It’s been four years since Brian Anderson sat in Kenan Stadium as a high school recruit, watching North Carolina’s 66-31 shellacking of Duke and realizing, for the first time, he wanted to be a Tar Heel.
UNC’s starting center reflected on that game Tuesday, smiling as he recalled the first-play flea-flicker touchdown from Marquise Williams to Ryan Switzer, the raucous crowd and the postgame celebration with the Victory Bell in tow. But Anderson ended his thought with a more honest admission.
“That was just a crazy atmosphere and something that was awesome for me to experience,” he said. “I’m hoping to experience that myself and hopefully give the seniors that opportunity, too.”
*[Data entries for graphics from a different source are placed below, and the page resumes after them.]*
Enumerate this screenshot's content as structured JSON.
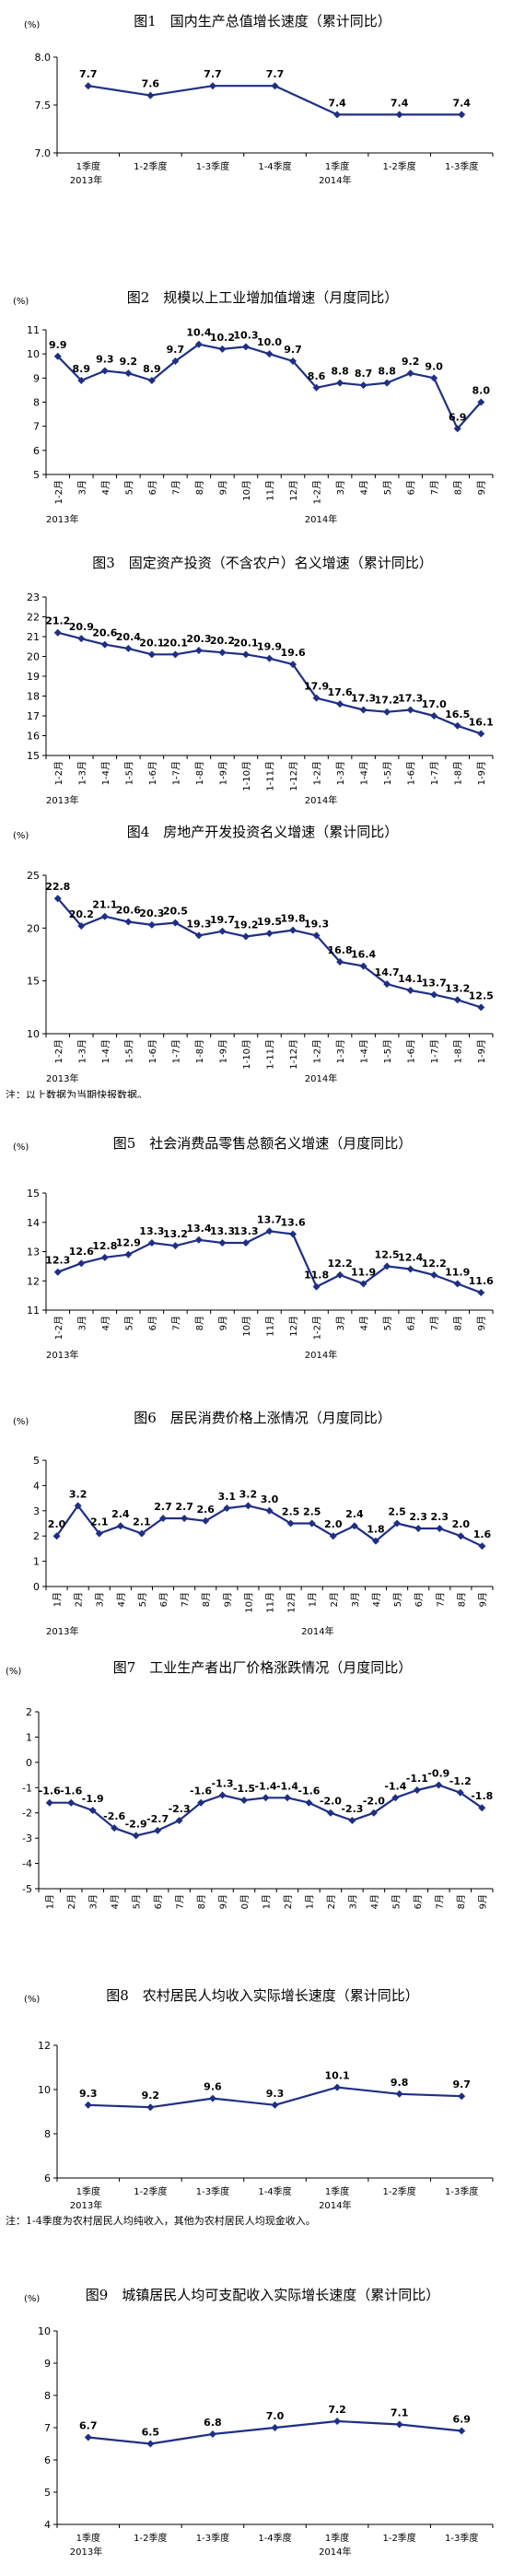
{
  "chart_data": [
    {
      "type": "line",
      "title": "图1　国内生产总值增长速度（累计同比）",
      "yunit": "(%)",
      "ylim": [
        7.0,
        8.0
      ],
      "yticks": [
        "7.0",
        "7.5",
        "8.0"
      ],
      "grid": false,
      "categories": [
        "1季度",
        "1-2季度",
        "1-3季度",
        "1-4季度",
        "1季度",
        "1-2季度",
        "1-3季度"
      ],
      "x_rotated": false,
      "year_labels": [
        {
          "text": "2013年",
          "at": 0
        },
        {
          "text": "2014年",
          "at": 4
        }
      ],
      "series": [
        {
          "values": [
            7.7,
            7.6,
            7.7,
            7.7,
            7.4,
            7.4,
            7.4
          ]
        }
      ],
      "labels": [
        "7.7",
        "7.6",
        "7.7",
        "7.7",
        "7.4",
        "7.4",
        "7.4"
      ],
      "note": ""
    },
    {
      "type": "line",
      "title": "图2　规模以上工业增加值增速（月度同比）",
      "yunit": "(%)",
      "ylim": [
        5,
        11
      ],
      "yticks": [
        "5",
        "6",
        "7",
        "8",
        "9",
        "10",
        "11"
      ],
      "grid": false,
      "categories": [
        "1-2月",
        "3月",
        "4月",
        "5月",
        "6月",
        "7月",
        "8月",
        "9月",
        "10月",
        "11月",
        "12月",
        "1-2月",
        "3月",
        "4月",
        "5月",
        "6月",
        "7月",
        "8月",
        "9月"
      ],
      "x_rotated": true,
      "year_labels": [
        {
          "text": "2013年",
          "at": 0
        },
        {
          "text": "2014年",
          "at": 11
        }
      ],
      "series": [
        {
          "values": [
            9.9,
            8.9,
            9.3,
            9.2,
            8.9,
            9.7,
            10.4,
            10.2,
            10.3,
            10.0,
            9.7,
            8.6,
            8.8,
            8.7,
            8.8,
            9.2,
            9.0,
            6.9,
            8.0
          ]
        }
      ],
      "labels": [
        "9.9",
        "8.9",
        "9.3",
        "9.2",
        "8.9",
        "9.7",
        "10.4",
        "10.2",
        "10.3",
        "10.0",
        "9.7",
        "8.6",
        "8.8",
        "8.7",
        "8.8",
        "9.2",
        "9.0",
        "6.9",
        "8.0"
      ],
      "note": ""
    },
    {
      "type": "line",
      "title": "图3　固定资产投资（不含农户）名义增速（累计同比）",
      "yunit": "",
      "ylim": [
        15,
        23
      ],
      "yticks": [
        "15",
        "16",
        "17",
        "18",
        "19",
        "20",
        "21",
        "22",
        "23"
      ],
      "grid": false,
      "categories": [
        "1-2月",
        "1-3月",
        "1-4月",
        "1-5月",
        "1-6月",
        "1-7月",
        "1-8月",
        "1-9月",
        "1-10月",
        "1-11月",
        "1-12月",
        "1-2月",
        "1-3月",
        "1-4月",
        "1-5月",
        "1-6月",
        "1-7月",
        "1-8月",
        "1-9月"
      ],
      "x_rotated": true,
      "year_labels": [
        {
          "text": "2013年",
          "at": 0
        },
        {
          "text": "2014年",
          "at": 11
        }
      ],
      "series": [
        {
          "values": [
            21.2,
            20.9,
            20.6,
            20.4,
            20.1,
            20.1,
            20.3,
            20.2,
            20.1,
            19.9,
            19.6,
            17.9,
            17.6,
            17.3,
            17.2,
            17.3,
            17.0,
            16.5,
            16.1
          ]
        }
      ],
      "labels": [
        "21.2",
        "20.9",
        "20.6",
        "20.4",
        "20.1",
        "20.1",
        "20.3",
        "20.2",
        "20.1",
        "19.9",
        "19.6",
        "17.9",
        "17.6",
        "17.3",
        "17.2",
        "17.3",
        "17.0",
        "16.5",
        "16.1"
      ],
      "note": "注：以上数据为当期快报数据。"
    },
    {
      "type": "line",
      "title": "图4　房地产开发投资名义增速（累计同比）",
      "yunit": "(%)",
      "ylim": [
        10,
        25
      ],
      "yticks": [
        "10",
        "15",
        "20",
        "25"
      ],
      "grid": false,
      "categories": [
        "1-2月",
        "1-3月",
        "1-4月",
        "1-5月",
        "1-6月",
        "1-7月",
        "1-8月",
        "1-9月",
        "1-10月",
        "1-11月",
        "1-12月",
        "1-2月",
        "1-3月",
        "1-4月",
        "1-5月",
        "1-6月",
        "1-7月",
        "1-8月",
        "1-9月"
      ],
      "x_rotated": true,
      "year_labels": [
        {
          "text": "2013年",
          "at": 0
        },
        {
          "text": "2014年",
          "at": 11
        }
      ],
      "series": [
        {
          "values": [
            22.8,
            20.2,
            21.1,
            20.6,
            20.3,
            20.5,
            19.3,
            19.7,
            19.2,
            19.5,
            19.8,
            19.3,
            16.8,
            16.4,
            14.7,
            14.1,
            13.7,
            13.2,
            12.5
          ]
        }
      ],
      "labels": [
        "22.8",
        "20.2",
        "21.1",
        "20.6",
        "20.3",
        "20.5",
        "19.3",
        "19.7",
        "19.2",
        "19.5",
        "19.8",
        "19.3",
        "16.8",
        "16.4",
        "14.7",
        "14.1",
        "13.7",
        "13.2",
        "12.5"
      ],
      "note": "注：以上数据为当期快报数据。"
    },
    {
      "type": "line",
      "title": "图5　社会消费品零售总额名义增速（月度同比）",
      "yunit": "(%)",
      "ylim": [
        11,
        15
      ],
      "yticks": [
        "11",
        "12",
        "13",
        "14",
        "15"
      ],
      "grid": false,
      "categories": [
        "1-2月",
        "3月",
        "4月",
        "5月",
        "6月",
        "7月",
        "8月",
        "9月",
        "10月",
        "11月",
        "12月",
        "1-2月",
        "3月",
        "4月",
        "5月",
        "6月",
        "7月",
        "8月",
        "9月"
      ],
      "x_rotated": true,
      "year_labels": [
        {
          "text": "2013年",
          "at": 0
        },
        {
          "text": "2014年",
          "at": 11
        }
      ],
      "series": [
        {
          "values": [
            12.3,
            12.6,
            12.8,
            12.9,
            13.3,
            13.2,
            13.4,
            13.3,
            13.3,
            13.7,
            13.6,
            11.8,
            12.2,
            11.9,
            12.5,
            12.4,
            12.2,
            11.9,
            11.6
          ]
        }
      ],
      "labels": [
        "12.3",
        "12.6",
        "12.8",
        "12.9",
        "13.3",
        "13.2",
        "13.4",
        "13.3",
        "13.3",
        "13.7",
        "13.6",
        "11.8",
        "12.2",
        "11.9",
        "12.5",
        "12.4",
        "12.2",
        "11.9",
        "11.6"
      ],
      "note": ""
    },
    {
      "type": "line",
      "title": "图6　居民消费价格上涨情况（月度同比）",
      "yunit": "(%)",
      "ylim": [
        0,
        5
      ],
      "yticks": [
        "0",
        "1",
        "2",
        "3",
        "4",
        "5"
      ],
      "grid": false,
      "categories": [
        "1月",
        "2月",
        "3月",
        "4月",
        "5月",
        "6月",
        "7月",
        "8月",
        "9月",
        "10月",
        "11月",
        "12月",
        "1月",
        "2月",
        "3月",
        "4月",
        "5月",
        "6月",
        "7月",
        "8月",
        "9月"
      ],
      "x_rotated": true,
      "year_labels": [
        {
          "text": "2013年",
          "at": 0
        },
        {
          "text": "2014年",
          "at": 12
        }
      ],
      "series": [
        {
          "values": [
            2.0,
            3.2,
            2.1,
            2.4,
            2.1,
            2.7,
            2.7,
            2.6,
            3.1,
            3.2,
            3.0,
            2.5,
            2.5,
            2.0,
            2.4,
            1.8,
            2.5,
            2.3,
            2.3,
            2.0,
            1.6
          ]
        }
      ],
      "labels": [
        "2.0",
        "3.2",
        "2.1",
        "2.4",
        "2.1",
        "2.7",
        "2.7",
        "2.6",
        "3.1",
        "3.2",
        "3.0",
        "2.5",
        "2.5",
        "2.0",
        "2.4",
        "1.8",
        "2.5",
        "2.3",
        "2.3",
        "2.0",
        "1.6"
      ],
      "note": ""
    },
    {
      "type": "line",
      "title": "图7　工业生产者出厂价格涨跌情况（月度同比）",
      "yunit": "(%)",
      "ylim": [
        -5,
        2
      ],
      "yticks": [
        "-5",
        "-4",
        "-3",
        "-2",
        "-1",
        "0",
        "1",
        "2"
      ],
      "grid": false,
      "categories": [
        "1月",
        "2月",
        "3月",
        "4月",
        "5月",
        "6月",
        "7月",
        "8月",
        "9月",
        "10月",
        "11月",
        "12月",
        "1月",
        "2月",
        "3月",
        "4月",
        "5月",
        "6月",
        "7月",
        "8月",
        "9月"
      ],
      "x_rotated": true,
      "year_labels": [
        {
          "text": "2013年",
          "at": 0
        },
        {
          "text": "2014年",
          "at": 12
        }
      ],
      "series": [
        {
          "values": [
            -1.6,
            -1.6,
            -1.9,
            -2.6,
            -2.9,
            -2.7,
            -2.3,
            -1.6,
            -1.3,
            -1.5,
            -1.4,
            -1.4,
            -1.6,
            -2.0,
            -2.3,
            -2.0,
            -1.4,
            -1.1,
            -0.9,
            -1.2,
            -1.8
          ]
        }
      ],
      "labels": [
        "-1.6",
        "-1.6",
        "-1.9",
        "-2.6",
        "-2.9",
        "-2.7",
        "-2.3",
        "-1.6",
        "-1.3",
        "-1.5",
        "-1.4",
        "-1.4",
        "-1.6",
        "-2.0",
        "-2.3",
        "-2.0",
        "-1.4",
        "-1.1",
        "-0.9",
        "-1.2",
        "-1.8"
      ],
      "note": ""
    },
    {
      "type": "line",
      "title": "图8　农村居民人均收入实际增长速度（累计同比）",
      "yunit": "(%)",
      "ylim": [
        6,
        12
      ],
      "yticks": [
        "6",
        "8",
        "10",
        "12"
      ],
      "grid": false,
      "categories": [
        "1季度",
        "1-2季度",
        "1-3季度",
        "1-4季度",
        "1季度",
        "1-2季度",
        "1-3季度"
      ],
      "x_rotated": false,
      "year_labels": [
        {
          "text": "2013年",
          "at": 0
        },
        {
          "text": "2014年",
          "at": 4
        }
      ],
      "series": [
        {
          "values": [
            9.3,
            9.2,
            9.6,
            9.3,
            10.1,
            9.8,
            9.7
          ]
        }
      ],
      "labels": [
        "9.3",
        "9.2",
        "9.6",
        "9.3",
        "10.1",
        "9.8",
        "9.7"
      ],
      "note": "注：1-4季度为农村居民人均纯收入，其他为农村居民人均现金收入。"
    },
    {
      "type": "line",
      "title": "图9　城镇居民人均可支配收入实际增长速度（累计同比）",
      "yunit": "(%)",
      "ylim": [
        4,
        10
      ],
      "yticks": [
        "4",
        "5",
        "6",
        "7",
        "8",
        "9",
        "10"
      ],
      "grid": false,
      "categories": [
        "1季度",
        "1-2季度",
        "1-3季度",
        "1-4季度",
        "1季度",
        "1-2季度",
        "1-3季度"
      ],
      "x_rotated": false,
      "year_labels": [
        {
          "text": "2013年",
          "at": 0
        },
        {
          "text": "2014年",
          "at": 4
        }
      ],
      "series": [
        {
          "values": [
            6.7,
            6.5,
            6.8,
            7.0,
            7.2,
            7.1,
            6.9
          ]
        }
      ],
      "labels": [
        "6.7",
        "6.5",
        "6.8",
        "7.0",
        "7.2",
        "7.1",
        "6.9"
      ],
      "note": ""
    }
  ],
  "colors": {
    "line": "#1f2f86",
    "marker": "#1f2f86",
    "axis": "#000000"
  }
}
The Tar Heels’ Saturday afternoon tilt with the Blue Devils (4-3, 2-2 ACC) is already heavy on dramatics, what with the 106th iteration of a historic rivalry, head coach Mack Brown one win away from recording the most in school history and both teams scrapping for position in the ACC’s once-again wacky Coastal Division.
But Duke’s three-game winning streak against UNC, its first since 1987-89, has added an extra layer. Not since the Eisenhower administration of the mid-1950s has a North Carolina senior class graduated winless against its biggest rival.
Yet the Tar Heels (3-4, 2-2 ACC) enter homecoming weekend with that very possibility becoming reality.
UNC has been preaching a 24-hour rule this season: soak in the joy of a victory or the frustration of a loss for a day, and then it’s back to work. Senior linebacker Allen Cater said he’s applied that same logic to his career in full — focus on this season, rather than the previous three — but agreed the history isn't lost on him.
“Duke is what, 25, 30 minutes up the road?” he said. “We see these people every day. This game Saturday is going to have a huge impact for the rest of the season and, for me, the rest of my career.”